MEDIA ADVISORY - Twenty-One Nations, European Commission, Meet in Paris to Discuss Carbon Dioxide Sequestration

International Body Focuses on Technological Solutions

From March 26-28, 2007, Paris, France will host a meeting of the Carbon Sequestration Leadership Forum (CSLF), an international climate change body that focuses on the development of improved cost-effective technologies for the separation and capture of carbon dioxide for its transport and long-term safe storage.

In connection with the Paris meetings, there will be a press briefing for interested media:

What: Briefing on the 22 member Carbon Sequestration Leadership Forum

When: 8:30 p.m. to 9:30 p.m. Wednesday, March 28, 2007

Where: Salons du Press Club, 8 rue Jean Goujon - 75008 Paris (metro station: Champs Elysees-Clemenceau or Franklin Roosevelt; car park: run Francois 1er)

Who: Olivier Appert, Institut Francais du Petrole, chairman and chief executive officer; Jeffrey Jarrett, Chairman, CSLF Policy Committee, and Assistant Secretary, United States Department of Energy; John Hartwell, CSLF Policy Committee Vice-Chairman, and Head of Division, Department of Industry, Tourism and Resources of Australia; Trude Sundset, Chairman, CSLF Technical Committee, and Chief Researcher Statoil ASA, Norway;

BACKGROUND

The CSLF is a voluntary climate initiative of developed and developing nations that account for about 75% of all manmade carbon dioxide emissions.
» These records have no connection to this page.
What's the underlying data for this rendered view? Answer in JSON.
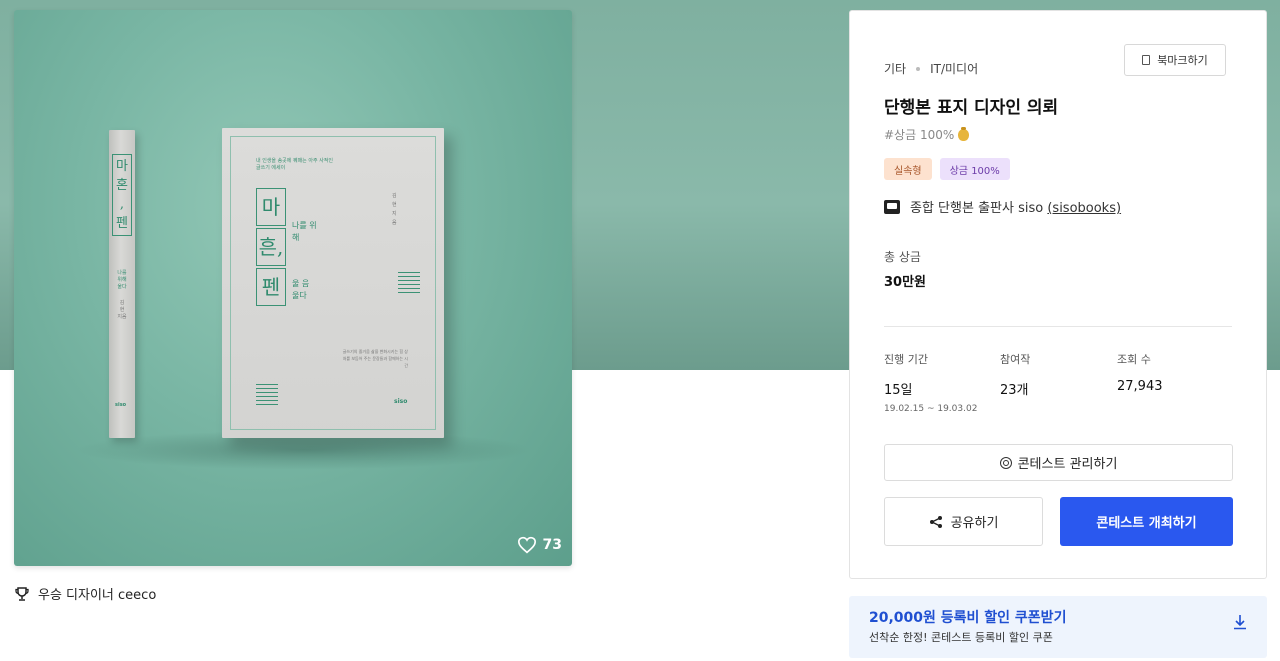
{
  "cover": {
    "likes_count": "73",
    "book": {
      "spine_title": "마 혼 , 펜",
      "spine_small": "나를 위해 울다",
      "spine_author": "김 현 지음",
      "spine_logo": "siso",
      "subtitle": "내 인생을 송곳에 꿰매는 아주 사적인 글쓰기 에세이",
      "title_line1": "마",
      "title_line2": "흔,",
      "title_line3": "펜",
      "side1": "나를 위해",
      "side2": "울 음 울다",
      "author": "김 현 지음",
      "blurb": "글쓰기의 즐거움 삶을 변화시키는 힘 상처를 보듬어 주는 문장들과 함께하는 시간",
      "logo": "siso"
    }
  },
  "winner": {
    "text": "우승 디자이너 ceeco"
  },
  "panel": {
    "category": "기타",
    "subcategory": "IT/미디어",
    "bookmark_label": "북마크하기",
    "title": "단행본 표지 디자인 의뢰",
    "hashtag": "#상금 100%",
    "tags": [
      "실속형",
      "상금 100%"
    ],
    "host_name": "종합 단행본 출판사 siso",
    "host_handle": "(sisobooks)",
    "prize_label": "총 상금",
    "prize_value": "30만원",
    "stats": {
      "period_label": "진행 기간",
      "period_value": "15일",
      "period_range": "19.02.15 ~ 19.03.02",
      "entries_label": "참여작",
      "entries_value": "23개",
      "views_label": "조회 수",
      "views_value": "27,943"
    },
    "manage_label": "콘테스트 관리하기",
    "share_label": "공유하기",
    "host_contest_label": "콘테스트 개최하기"
  },
  "coupon": {
    "title": "20,000원 등록비 할인 쿠폰받기",
    "subtitle": "선착순 한정! 콘테스트 등록비 할인 쿠폰"
  },
  "colors": {
    "primary": "#2a58ef",
    "hero_bg": "#86b5a6",
    "tag_orange_bg": "#fde2cf",
    "tag_purple_bg": "#ece0fb",
    "coupon_bg": "#eef4fd"
  }
}
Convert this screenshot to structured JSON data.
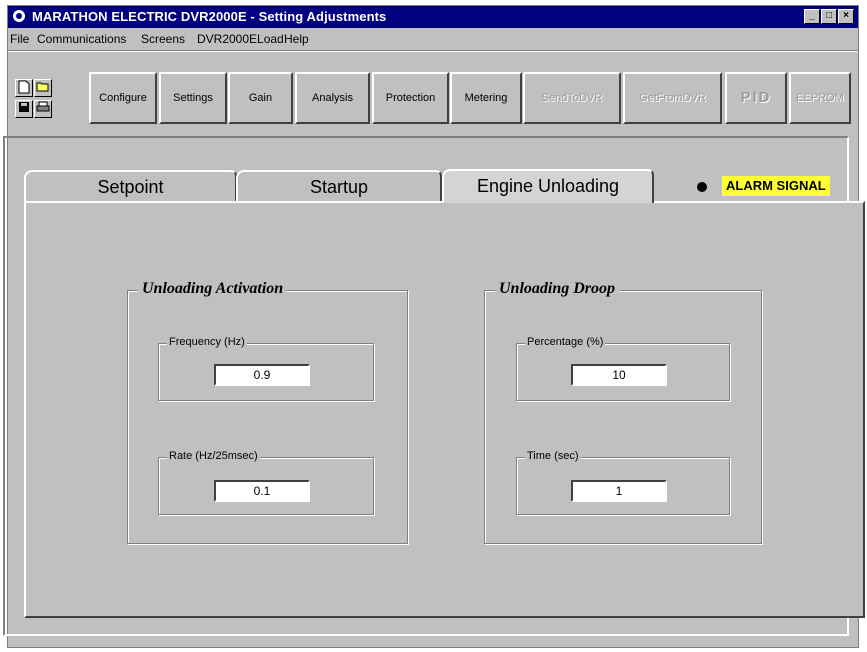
{
  "window": {
    "title": "MARATHON ELECTRIC DVR2000E - Setting Adjustments",
    "controls": {
      "minimize": "_",
      "maximize": "□",
      "close": "×"
    }
  },
  "menu": {
    "file": "File",
    "communications": "Communications",
    "screens": "Screens",
    "dvr_eload": "DVR2000ELoad",
    "help": "Help"
  },
  "toolbar": {
    "new_icon": "new-document-icon",
    "open_icon": "open-folder-icon",
    "save_icon": "save-disk-icon",
    "print_icon": "printer-icon",
    "configure": "Configure",
    "settings": "Settings",
    "gain": "Gain",
    "analysis": "Analysis",
    "protection": "Protection",
    "metering": "Metering",
    "send_to_dvr": "SendToDVR",
    "get_from_dvr": "GetFromDVR",
    "pid": "PID",
    "eeprom": "EEPROM"
  },
  "tabs": {
    "setpoint": "Setpoint",
    "startup": "Startup",
    "engine_unloading": "Engine Unloading"
  },
  "alarm": {
    "label": "ALARM SIGNAL",
    "color": "#ffff33"
  },
  "unloading_activation": {
    "title": "Unloading Activation",
    "frequency_label": "Frequency (Hz)",
    "frequency_value": "0.9",
    "rate_label": "Rate (Hz/25msec)",
    "rate_value": "0.1"
  },
  "unloading_droop": {
    "title": "Unloading Droop",
    "percentage_label": "Percentage (%)",
    "percentage_value": "10",
    "time_label": "Time (sec)",
    "time_value": "1"
  }
}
The CSLF was established in 2003 and focuses on development of carbon capture and storage technologies as a means to accomplishing long-term stabilization of greenhouse gas levels in the atmosphere. The goal is to improve carbon capture and storage technologies through coordinated research and development with international partners and private industry. This could include promoting the appropriate technical, political, and regulatory environments for the development of such technology.

Members engage in cooperative technology development aimed at enabling the early reduction and steady elimination of the carbon dioxide which constitutes more than 60 percent of such emissions - the product of electric generation and other heavy industrial activity. In 2005, the Forum and the technologies it seeks to develop were identified by international bodies as pivotal in dealing with greenhouse gases and their ultimate stabilization.

In July 2005, the G-8 Summit endorsed CSLF in its Gleneagles Plan of Action on Climate Change, Clean Energy and Sustainable Development, and identified it as a medium of cooperation and collaboration with key developing countries in dealing with greenhouse gases.

Current members are: Australia, Brazil, Canada, China, Colombia, Denmark, European Commission, France, Germany, Greece, India, Italy, Japan, Mexico, Netherlands, Norway, Russia, Saudi Arabia, South Africa, South Korea, United Kingdom, United States.